Scroll untuk baca artikel
Example 728x250
Ekonomi BisnisUMKM

Wamen UMKM Dorong Penyalur KUR Perluas Akses Pembiayaan di Indonesia Timur

×

Wamen UMKM Dorong Penyalur KUR Perluas Akses Pembiayaan di Indonesia Timur

Sebarkan artikel ini
Example 468x60

TrenBisnis.co, TERNATE — Wakil Menteri Usaha Mikro, Kecil, dan Menengah (UMKM) Helvi Moraza mendorong seluruh lembaga penyalur Kredit Usaha Rakyat (KUR) memperluas akses pembiayaan bagi pelaku UMKM di kawasan Indonesia Timur.

Langkah tersebut dinilai penting mengingat tingkat penetrasi pembiayaan formal di wilayah tersebut masih relatif rendah dibandingkan potensi jumlah pelaku usaha.

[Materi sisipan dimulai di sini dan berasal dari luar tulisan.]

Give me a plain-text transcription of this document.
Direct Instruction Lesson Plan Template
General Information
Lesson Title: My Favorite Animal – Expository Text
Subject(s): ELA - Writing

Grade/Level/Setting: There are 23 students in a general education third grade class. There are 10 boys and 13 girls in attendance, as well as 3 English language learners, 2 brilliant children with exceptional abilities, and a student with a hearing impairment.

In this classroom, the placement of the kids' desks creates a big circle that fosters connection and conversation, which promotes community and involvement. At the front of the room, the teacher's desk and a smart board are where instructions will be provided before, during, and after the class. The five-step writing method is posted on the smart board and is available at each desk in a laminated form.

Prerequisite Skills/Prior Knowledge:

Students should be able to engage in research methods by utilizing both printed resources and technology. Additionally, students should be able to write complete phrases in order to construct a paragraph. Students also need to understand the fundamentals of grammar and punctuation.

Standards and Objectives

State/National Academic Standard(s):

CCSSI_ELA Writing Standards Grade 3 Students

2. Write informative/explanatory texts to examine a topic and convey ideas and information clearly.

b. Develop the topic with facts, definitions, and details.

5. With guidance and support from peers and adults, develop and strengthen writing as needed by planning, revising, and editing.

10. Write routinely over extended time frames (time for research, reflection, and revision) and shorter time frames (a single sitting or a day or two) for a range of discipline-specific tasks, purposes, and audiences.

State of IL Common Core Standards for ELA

Dalam Rapat Koordinasi (Rakor) KUR Regional Indonesia Timur di Ternate, Maluku Utara, Jumat (26/6/2026), Helvi mengatakan sebagian besar provinsi di kawasan timur masih memiliki ruang besar untuk meningkatkan jumlah debitur KUR.

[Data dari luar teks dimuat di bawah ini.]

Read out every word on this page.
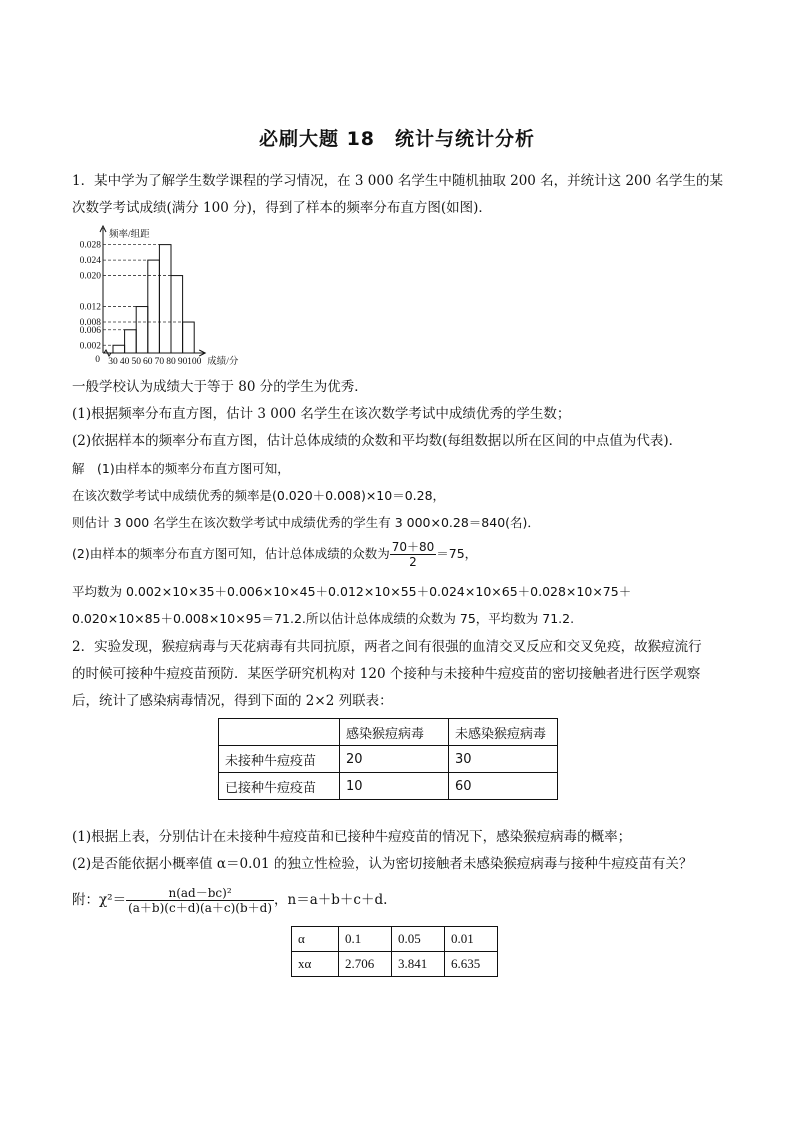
必刷大题 18　统计与统计分析
1．某中学为了解学生数学课程的学习情况，在 3 000 名学生中随机抽取 200 名，并统计这 200 名学生的某
次数学考试成绩(满分 100 分)，得到了样本的频率分布直方图(如图)．
0.002
0.006
0.008
0.012
0.020
0.024
0.028
30 40 50 60 70 80 90 100
0
频率/组距
成绩/分
一般学校认为成绩大于等于 80 分的学生为优秀．
(1)根据频率分布直方图，估计 3 000 名学生在该次数学考试中成绩优秀的学生数；
(2)依据样本的频率分布直方图，估计总体成绩的众数和平均数(每组数据以所在区间的中点值为代表)．
解　(1)由样本的频率分布直方图可知，
在该次数学考试中成绩优秀的频率是(0.020＋0.008)×10＝0.28，
则估计 3 000 名学生在该次数学考试中成绩优秀的学生有 3 000×0.28＝840(名)．
(2)由样本的频率分布直方图可知，估计总体成绩的众数为 $\frac{70+80}{2} =75$，
平均数为 0.002×10×35＋0.006×10×45＋0.012×10×55＋0.024×10×65＋0.028×10×75＋
0.020×10×85＋0.008×10×95＝71.2.所以估计总体成绩的众数为 75，平均数为 71.2.
2．实验发现，猴痘病毒与天花病毒有共同抗原，两者之间有很强的血清交叉反应和交叉免疫，故猴痘流行
的时候可接种牛痘疫苗预防．某医学研究机构对 120 个接种与未接种牛痘疫苗的密切接触者进行医学观察
后，统计了感染病毒情况，得到下面的 2×2 列联表：
	感染猴痘病毒	未感染猴痘病毒
未接种牛痘疫苗	20	30
已接种牛痘疫苗	10	60
(1)根据上表，分别估计在未接种牛痘疫苗和已接种牛痘疫苗的情况下，感染猴痘病毒的概率；
(2)是否能依据小概率值 α＝0.01 的独立性检验，认为密切接触者未感染猴痘病毒与接种牛痘疫苗有关？
附：$\chi^2= \frac{\text{n(ad－bc)²}}{(a+b)(c+d)(a+c)(b+d)}$ ，n＝a＋b＋c＋d.
α	0.1	0.05	0.01
xα	2.706	3.841	6.635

“Hampir seluruh provinsi di kawasan Indonesia Timur memiliki jumlah debitur yang masih relatif kecil dibandingkan total populasi UMKM. Artinya, masih banyak pelaku usaha yang belum terhubung dengan pembiayaan formal,” ujar Helvi.

Data pemerintah menunjukkan Sulawesi Selatan menjadi provinsi dengan realisasi penyaluran KUR terbesar di Indonesia Timur, yakni mencapai Rp8,18 triliun.

Posisi berikutnya ditempati Sulawesi Tenggara sebesar Rp2,03 triliun dan Sulawesi Tengah Rp1,90 triliun. Adapun penyaluran KUR di Maluku Utara tercatat sebesar Rp315 miliar.

Secara keseluruhan, penyaluran KUR di kawasan Indonesia Timur telah mencapai Rp16,5 triliun kepada 255.979 debitur UMKM. Dari jumlah tersebut, sekitar 24.000 merupakan debitur baru, sedangkan 18.000 lainnya telah naik kelas atau menjadi debitur graduasi.

Menurut Helvi, kualitas penyaluran KUR di kawasan tersebut juga menunjukkan perbaikan. Porsi pembiayaan yang disalurkan ke sektor produksi telah mencapai 68,2%, melampaui target nasional sebesar 65%.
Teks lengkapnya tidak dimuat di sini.